- Location: South Australia
- Nearest city: Lock
- Coordinates: 33°28′49″S 135°33′41″E﻿ / ﻿33.4804°S 135.5613°E
- Area: 101.42 km^{2} (39.16 sq mi)
- Established: 31 March 1988
- Governing body: Department for Environment and Water

= Barwell Conservation Park =

Protected area in South Australia

Barwell Conservation Park is a protected area in the Australian state of South Australia located on Eyre Peninsula in the gazetted localities of Palkagee and Polda about 140 km north of Port Lincoln and about 15 km west of Lock.

The conservation park occupies a parcel of land located on the boundaries of the hundreds of the Barwell and McIntosh to the immediate west of the Tod Highway and the immediate north of the Birdseye Highway.

The conservation park was proclaimed on 31 March 1988 under the state's National Parks and Wildlife Act 1972 (NPW Act) in respect to the following parcel of land located at the northern end of the Hundred of Barwell - Section 30. It was "proclaimed to conserve a large block of remnant mallee vegetation on the Eyre Peninsula". On 22 March 2007, the Barwell Conservation Reserve which occupied the crown land to the immediate north in the Hundred of McIntosh was added to the conservation park. The Barwell Conservation Reserve itself was dedicated as a conservation reserve on 11 November 1993 under the state's Crown Lands Act 1929 and consisted of the following parcel of land - "allotment 100 of Deposited Plan No. 34676 and sections 6 and 7 Hundred of McIntosh". The conservation park was constituted to permit access under the state's Mining Act 1971 while the land formerly occupied by the Barwell Conservation Reserve was also constituted to permit access under the state's Petroleum Act 2000.

Its name is derived from the Hundred of Barwell. The name of the original protected area was proposed to be the Polda Conservation Park but this was not approved by Geographical Names Board.

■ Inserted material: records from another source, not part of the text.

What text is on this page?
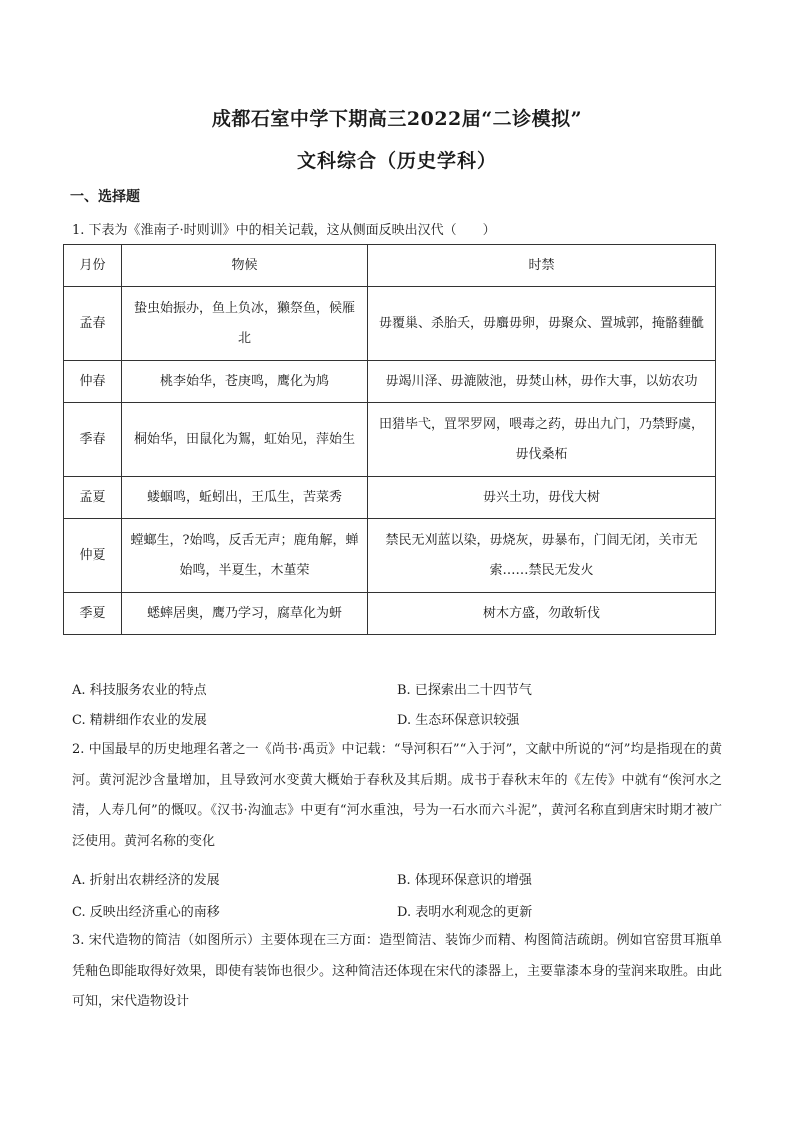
成都石室中学下期高三2022届“二诊模拟”
文科综合（历史学科）
一、选择题
1. 下表为《淮南子·时则训》中的相关记载，这从侧面反映出汉代（　　）
月份	物候	时禁
孟春	蛰虫始振办，鱼上负冰，獭祭鱼，候雁北	毋覆巢、杀胎夭，毋麛毋卵，毋聚众、置城郭，掩骼薶骴
仲春	桃李始华，苍庚鸣，鹰化为鸠	毋竭川泽、毋漉陂池，毋焚山林，毋作大事，以妨农功
季春	桐始华，田鼠化为鴽，虹始见，萍始生	田猎毕弋，罝罘罗网，喂毒之药，毋出九门，乃禁野虞，毋伐桑柘
孟夏	蝼蝈鸣，蚯蚓出，王瓜生，苦菜秀	毋兴土功，毋伐大树
仲夏	螳螂生，?始鸣，反舌无声；鹿角解，蝉始鸣，半夏生，木堇荣	禁民无刈蓝以染，毋烧灰，毋暴布，门闾无闭，关市无索……禁民无发火
季夏	蟋蟀居奥，鹰乃学习，腐草化为蚈	树木方盛，勿敢斩伐
A. 科技服务农业的特点	B. 已探索出二十四节气
C. 精耕细作农业的发展	D. 生态环保意识较强
2. 中国最早的历史地理名著之一《尚书·禹贡》中记载：“导河积石”“入于河”，文献中所说的“河”均是指现在的黄河。黄河泥沙含量增加，且导致河水变黄大概始于春秋及其后期。成书于春秋末年的《左传》中就有“俟河水之清，人寿几何”的慨叹。《汉书·沟洫志》中更有“河水重浊，号为一石水而六斗泥”，黄河名称直到唐宋时期才被广泛使用。黄河名称的变化
A. 折射出农耕经济的发展	B. 体现环保意识的增强
C. 反映出经济重心的南移	D. 表明水利观念的更新
3. 宋代造物的简洁（如图所示）主要体现在三方面：造型简洁、装饰少而精、构图简洁疏朗。例如官窑贯耳瓶单凭釉色即能取得好效果，即使有装饰也很少。这种简洁还体现在宋代的漆器上，主要靠漆本身的莹润来取胜。由此可知，宋代造物设计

As of 2007, the Barwell Conservation Park was reported as including the following "mallee communities" - "Eucalyptus diversifolia (coastal white mallee) open mallee community and the Eucalyptus porosa (mallee box) mallee community". The conservation park included two plant species of conservation significance listed under both the Australian Environment Protection and Biodiversity Conservation Act 1999 (EPBC Act) and the (NPW Act) - the metallic sun-orchid (Thelymitra epipactoides) and the west coast mintbush (Prostanthera calycina), and two species listed only the (NPW Act) - the hairy shepherd's-purse ( Microlepidium pilosulum) and the rasp daisy-bush (Olearia picridifolia).

Also, 35 species of native bird have been observed within the conservation park including the following species of conservation significance that were listed in 2007 on both the (EPBC Act) and the (NPW Act) - the chestnut quail-thrush and the malleefowl.

As of 2007, there was no access for visitors into the interior of the conservation park and nor were there any plans to create such access.

The conservation park is classified as an IUCN Category VI protected area.